As opposed to my Newfoundland that will tease me with the ball and then I'm obligated to chase her until she wears out, I catch her, or I bribe her with a treat.

ivape•39m ago
The dog is not reflecting on its true nature. If that is true, then it's possible there are many beings, including us, who are not reflecting on their true nature. It shows the meditative power a human actually has. For example, if a parent actually sits down and realizes they'd die for their child no matter what, it would sort of be like the dog realizing how far it would go for a tennis ball. Only a human being can reflect and change, the dog cannot (it's one of the reasons humans fall in love with dogs, they realize the thing is utterly innocent).
qbit42•31m ago
Is this falsifiable? I would be hesitant to claim that this is unique to humans. I'd probably agree with dogs, but the line is much blurrier with primates, for example.
ivape•25m ago
I'm open to any evidence. I doubt we can find a Chimpanzee that sat, thought about it for awhile, slept on it, and then decided it's time to live like a Bonobo. I think the best evidence we have are actual metamorphosis that you see from a tadpole over to a frog, things of that sort. We're the only species that can do something to our nature actively.
1oooqooq•27m ago
like serfs being susceptible to doom scrolling
hinkley•17m ago
There’s some documentation out there suggesting the original Labrador retrievers had food obsession as a trait in common with bidability, which is why more than half of them end up chonky. Not all have the gene but odds are high.

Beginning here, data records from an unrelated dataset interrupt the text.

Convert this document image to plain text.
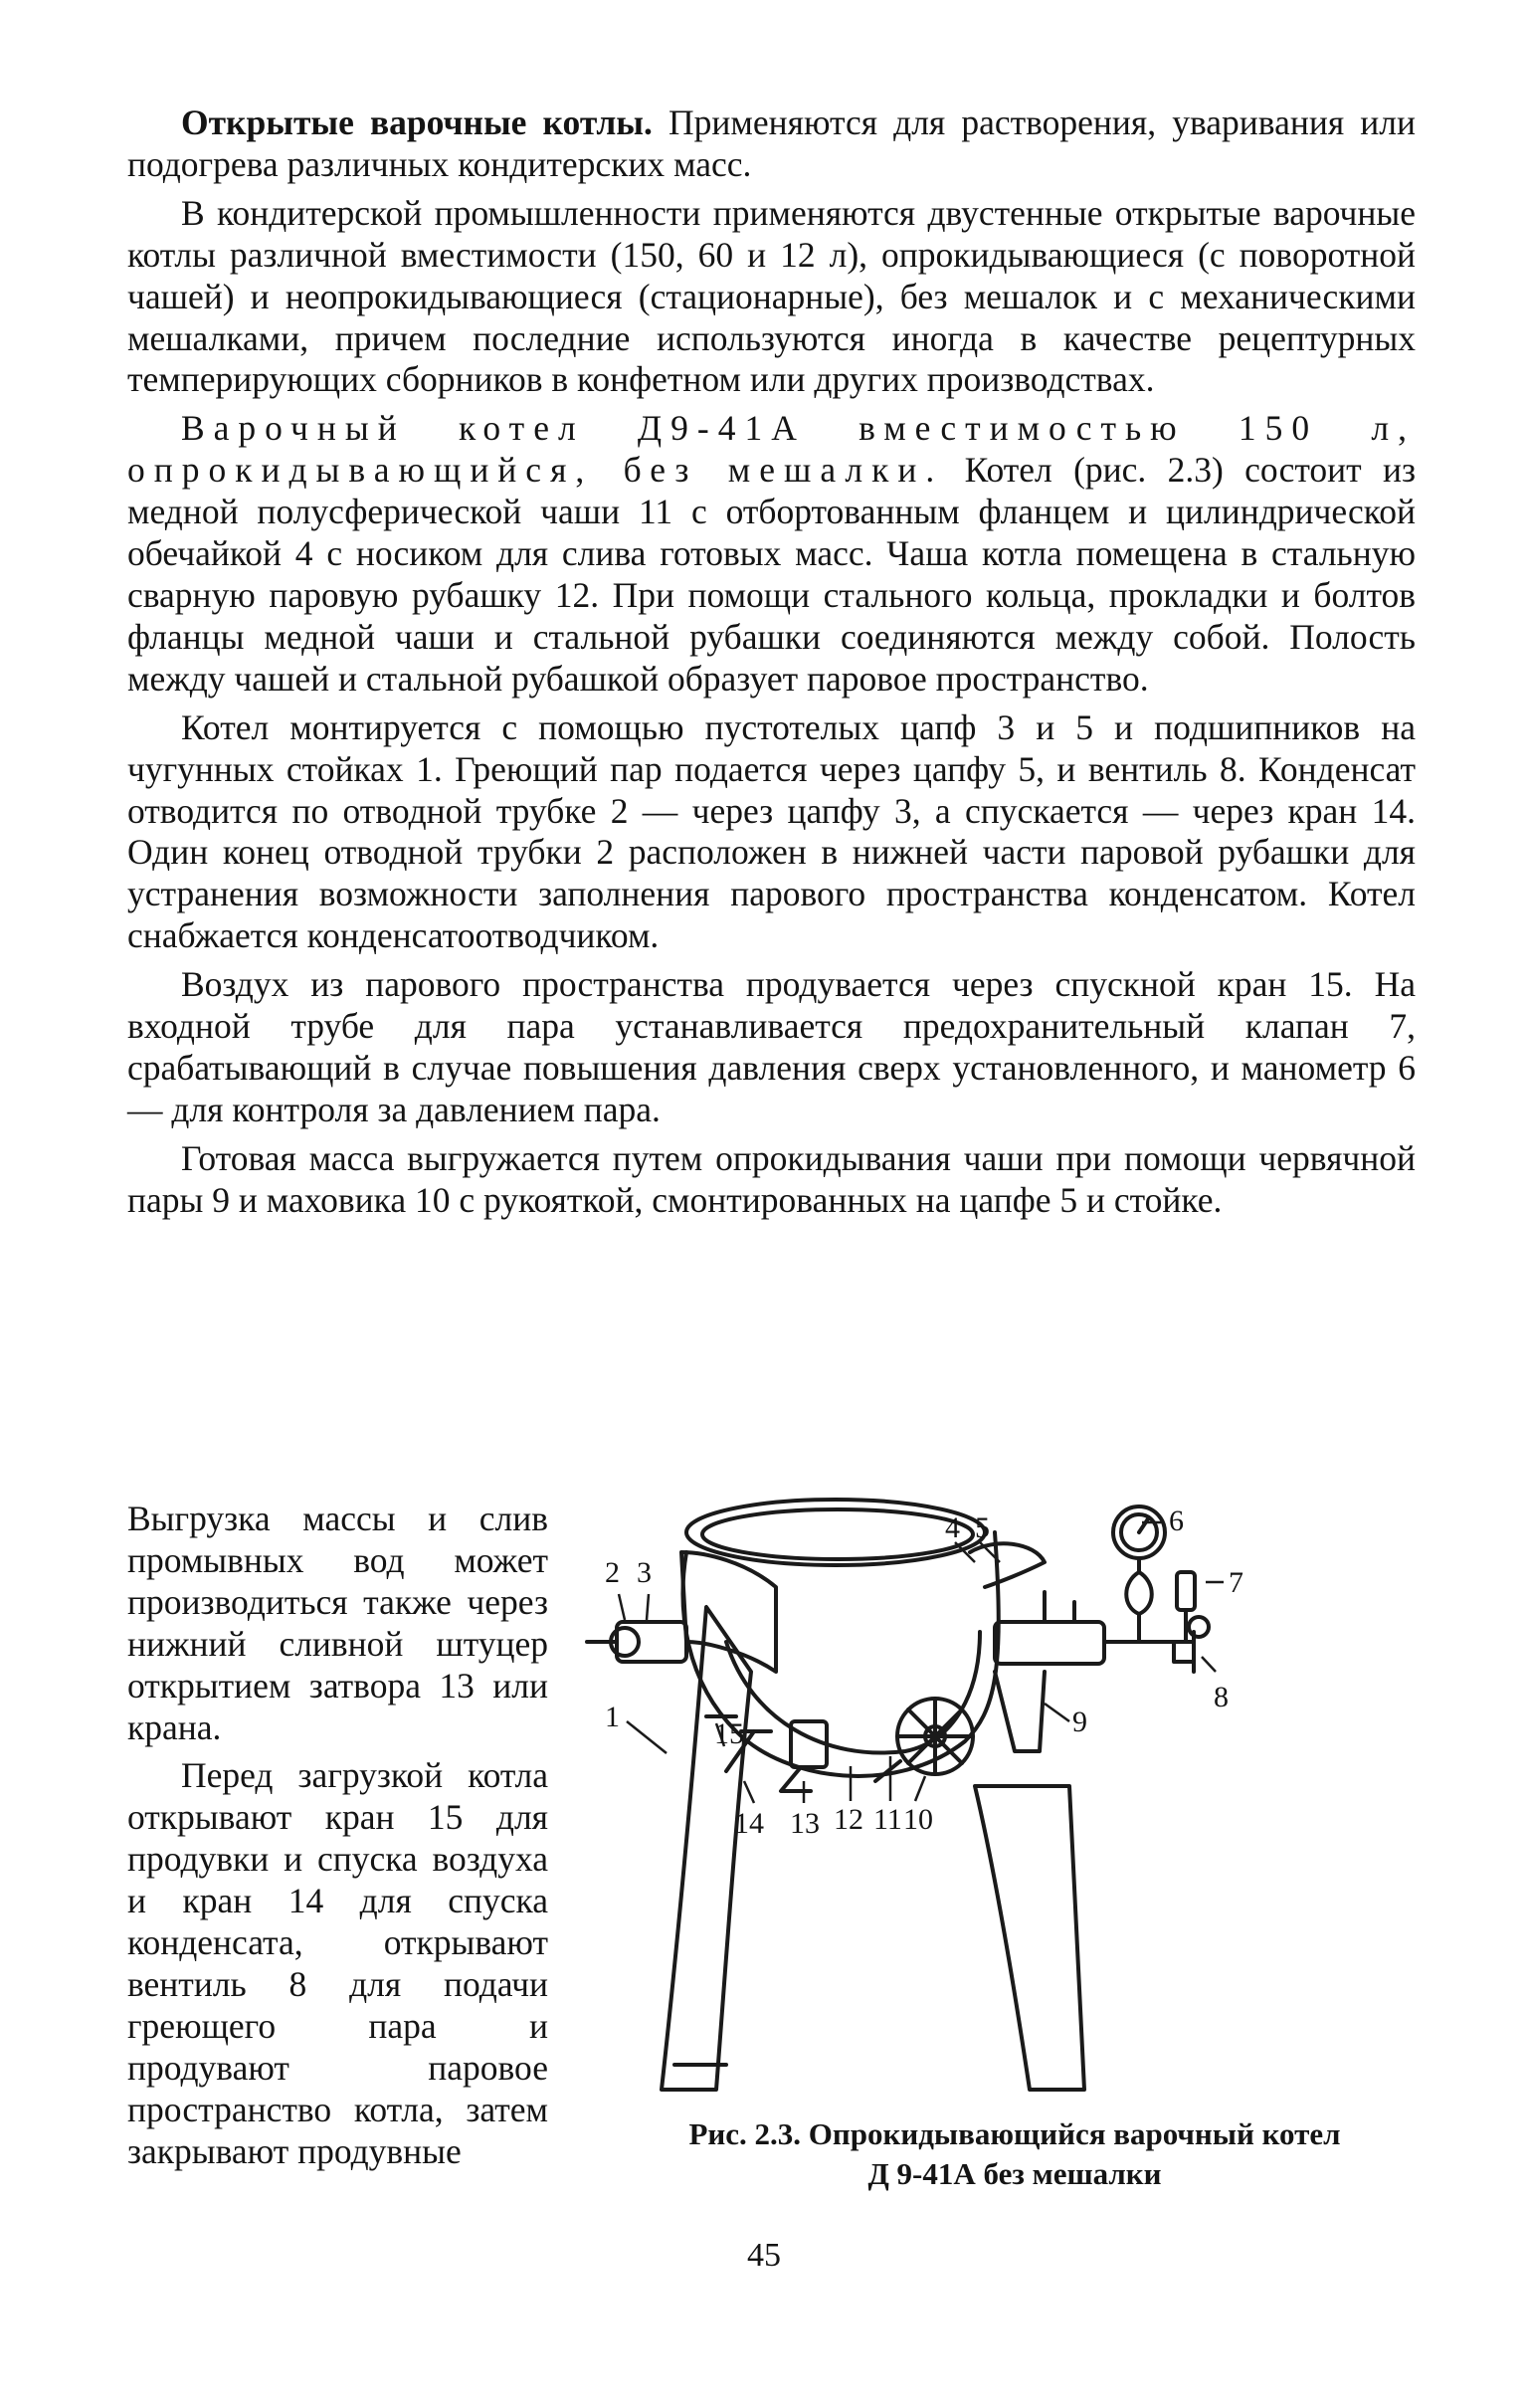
Открытые варочные котлы. Применяются для растворения, уваривания или подогрева различных кондитерских масс.

В кондитерской промышленности применяются двустенные открытые варочные котлы различной вместимости (150, 60 и 12 л), опрокидывающиеся (с поворотной чашей) и неопрокидывающиеся (стационарные), без мешалок и с механическими мешалками, причем последние используются иногда в качестве рецептурных темперирующих сборников в конфетном или других производствах.

Варочный котел Д9-41А вместимостью 150 л, опрокидывающийся, без мешалки. Котел (рис. 2.3) состоит из медной полусферической чаши 11 с отбортованным фланцем и цилиндрической обечайкой 4 с носиком для слива готовых масс. Чаша котла помещена в стальную сварную паровую рубашку 12. При помощи стального кольца, прокладки и болтов фланцы медной чаши и стальной рубашки соединяются между собой. Полость между чашей и стальной рубашкой образует паровое пространство.

Котел монтируется с помощью пустотелых цапф 3 и 5 и подшипников на чугунных стойках 1. Греющий пар подается через цапфу 5, и вентиль 8. Конденсат отводится по отводной трубке 2 — через цапфу 3, а спускается — через кран 14. Один конец отводной трубки 2 расположен в нижней части паровой рубашки для устранения возможности заполнения парового пространства конденсатом. Котел снабжается конденсатоотводчиком.

Воздух из парового пространства продувается через спускной кран 15. На входной трубе для пара устанавливается предохранительный клапан 7, срабатывающий в случае повышения давления сверх установленного, и манометр 6 — для контроля за давлением пара.

Готовая масса выгружается путем опрокидывания чаши при помощи червячной пары 9 и маховика 10 с рукояткой, смонтированных на цапфе 5 и стойке.

Выгрузка массы и слив промывных вод может производиться также через нижний сливной штуцер открытием затвора 13 или крана.

Перед загрузкой котла открывают кран 15 для продувки и спуска воздуха и кран 14 для спуска конденсата, открывают вентиль 8 для подачи греющего пара и продувают паровое пространство котла, затем закрывают продувные

2 3
1
4 5	6
7
8
9
10
11
12
13
14
15
Рис. 2.3. Опрокидывающийся варочный котел
Д 9-41А без мешалки
45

There’s a guy who trawls dog rescues looking for retrievers who are toy obsessed and then trains them to hunt truffles. He reasons you can’t reward them with food for finding even tastier food, so you have to train them with ball time as a reward/distraction when they find a trove.

bell-cot•11m ago
From a dog's PoV, are truffles actually tastier than high quality dog treats?
cs702•1h ago
This research only confirms what many dog owners already know, but it still deserves an Ig Noble Prize.[a]

---

[a] https://improbable.com/ig/about-the-ig-nobel-prizes/

superkuh•1h ago
It doesn't though. Only the headline implies that. If you read the discussion you find the authors of this study do not claim any addictive behaviors were found.
herghost•1h ago
We've recently come to this conclusion with our Cockapoo. His mother was a working Cocker Spaniel.

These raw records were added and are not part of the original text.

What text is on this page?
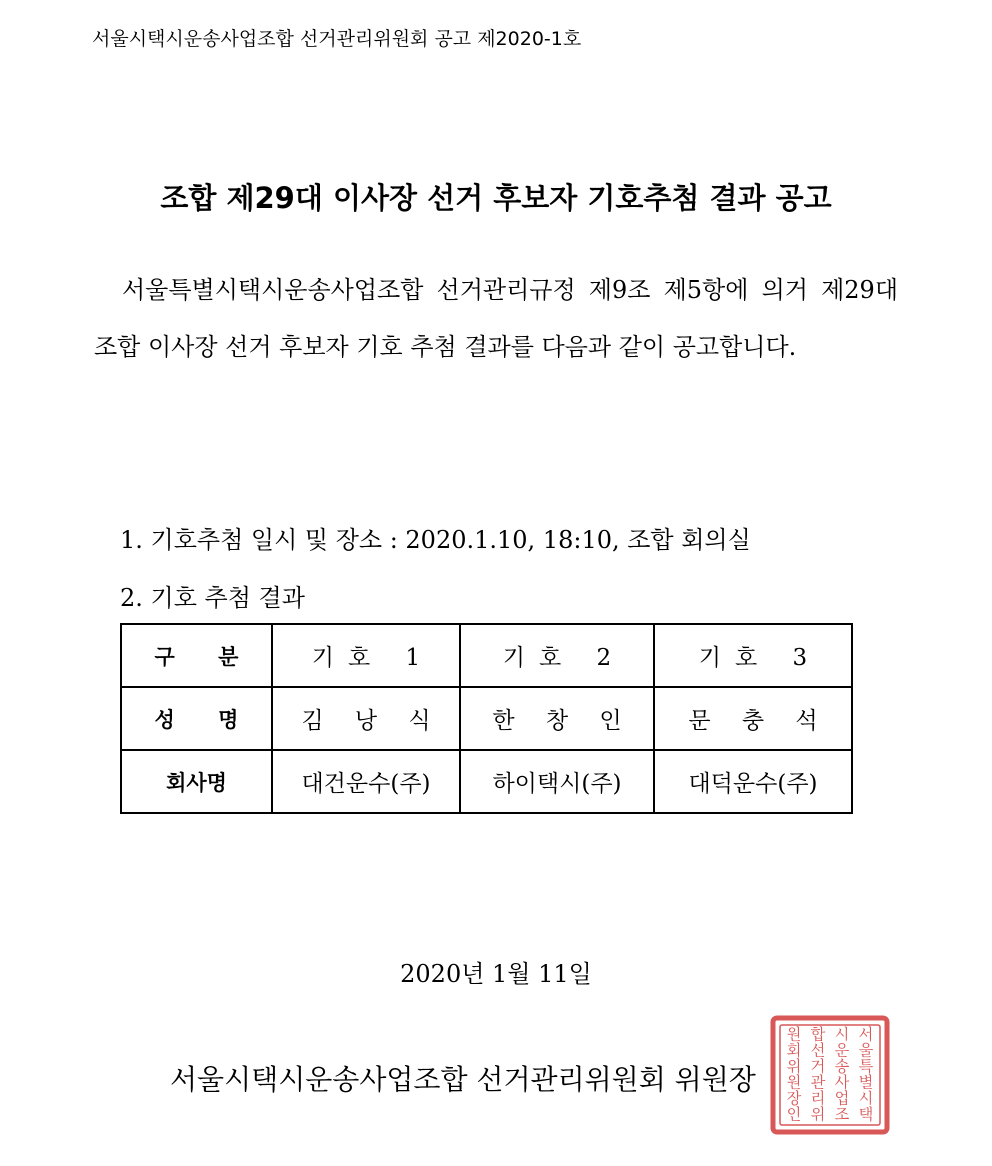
서울시택시운송사업조합 선거관리위원회 공고 제2020-1호
조합 제29대 이사장 선거 후보자 기호추첨 결과 공고
서울특별시택시운송사업조합 선거관리규정 제9조 제5항에 의거 제29대 조합 이사장 선거 후보자 기호 추첨 결과를 다음과 같이 공고합니다.
1. 기호추첨 일시 및 장소 : 2020.1.10, 18:10, 조합 회의실
2. 기호 추첨 결과
구 분	기호 1	기호 2	기호 3
성 명	김 낭 식	한 창 인	문 충 석
회사명	대건운수(주)	하이택시(주)	대덕운수(주)
2020년 1월 11일
서울시택시운송사업조합 선거관리위원회 위원장
서
울
특
별
시
택
시
운
송
사
업
조
합
선
거
관
리
위
원
회
위
원
장
인
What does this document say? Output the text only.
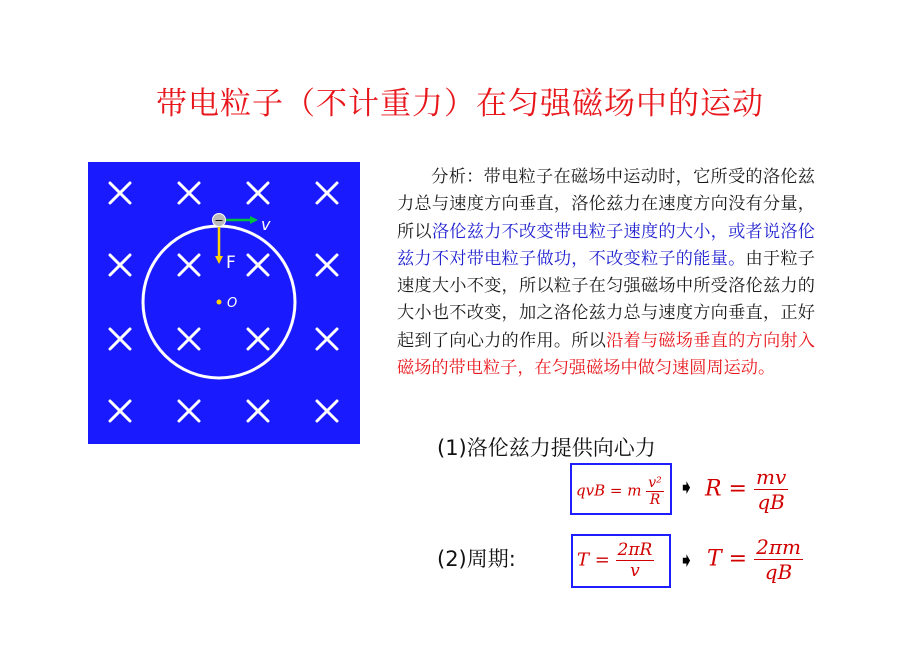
带电粒子（不计重力）在匀强磁场中的运动
v
F
−
O
分析：带电粒子在磁场中运动时，它所受的洛伦兹力总与速度方向垂直，洛伦兹力在速度方向没有分量，所以洛伦兹力不改变带电粒子速度的大小，或者说洛伦兹力不对带电粒子做功，不改变粒子的能量。由于粒子速度大小不变，所以粒子在匀强磁场中所受洛伦兹力的大小也不改变，加之洛伦兹力总与速度方向垂直，正好起到了向心力的作用。所以沿着与磁场垂直的方向射入磁场的带电粒子，在匀强磁场中做匀速圆周运动。
(1)洛伦兹力提供向心力
qvB = m $\frac{\text{v²}}{R}$ ➧ $R = \frac{mv}{qB}$
(2)周期:	$T = \frac{2\pi R}{v}$ ➧ $T = \frac{2\pi m}{qB}$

When the weather is poor we have often tried to get shorter walks in dry spells but augment it with as much ball time as possible to make sure he's getting enough exercise (since he generally dislikes bad weather).

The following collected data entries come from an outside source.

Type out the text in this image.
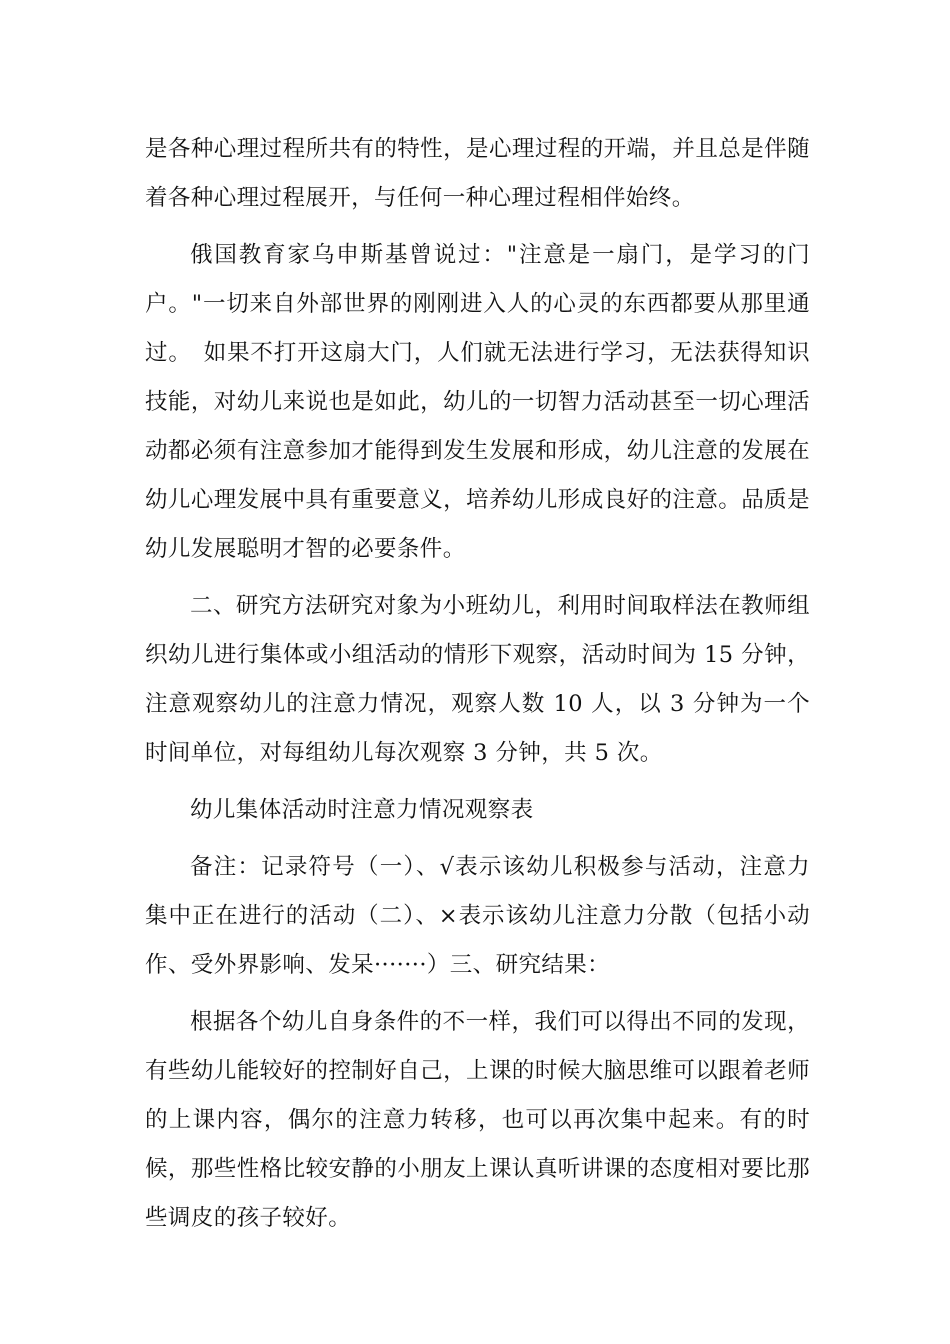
是各种心理过程所共有的特性，是心理过程的开端，并且总是伴随着各种心理过程展开，与任何一种心理过程相伴始终。

俄国教育家乌申斯基曾说过："注意是一扇门，是学习的门户。"一切来自外部世界的刚刚进入人的心灵的东西都要从那里通过。　如果不打开这扇大门，人们就无法进行学习，无法获得知识技能，对幼儿来说也是如此，幼儿的一切智力活动甚至一切心理活动都必须有注意参加才能得到发生发展和形成，幼儿注意的发展在幼儿心理发展中具有重要意义，培养幼儿形成良好的注意。品质是幼儿发展聪明才智的必要条件。

二、研究方法研究对象为小班幼儿，利用时间取样法在教师组织幼儿进行集体或小组活动的情形下观察，活动时间为 15 分钟，注意观察幼儿的注意力情况，观察人数 10 人，以 3 分钟为一个时间单位，对每组幼儿每次观察 3 分钟，共 5 次。

幼儿集体活动时注意力情况观察表

备注：记录符号（一）、√表示该幼儿积极参与活动，注意力集中正在进行的活动（二）、×表示该幼儿注意力分散（包括小动作、受外界影响、发呆·······）三、研究结果：

根据各个幼儿自身条件的不一样，我们可以得出不同的发现，有些幼儿能较好的控制好自己，上课的时候大脑思维可以跟着老师的上课内容，偶尔的注意力转移，也可以再次集中起来。有的时候，那些性格比较安静的小朋友上课认真听讲课的态度相对要比那些调皮的孩子较好。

It's become apparent that there's no possibility of satiety through chasing the ball though. He will simply go forever, however tired he looks.

I joked that as a Labrador will seemingly eat itself sick, a Spaniel will run itself lame.

callamdelaney•1h ago
We have a springer, cocker and a sprocker. We knew that addiction to these things were a problem and so we didn’t allow it to develop. I do think that people who are constantly throwing balls, especially with a wanger, are idiots.
squidsoup•10m ago
Where are you that you refer to a ball thrower as a “wanger”? I suspect anyone from the common wealth or the UK would find this quite amusing.
user____name•45m ago
One of my best friends has a toller (canadian duck retriever) that's a total ball junkie, it's all he seems to live for. I too often played fetch with him as a pup and now he goes completely loco any time I show up at their house. So I accidentally conditioned him to see me as mr playtime, oops. Nowadays I try to just play frisbee and tugging games whenever I'm over for some time. When a ball is in sight, the world just disappears.
jncfhnb•41m ago
If you ever get a chance to see sled dogs in Alaska or wherever, holy shit do those dogs ever want to pull a sled. I’ve never seen an animal so fixated.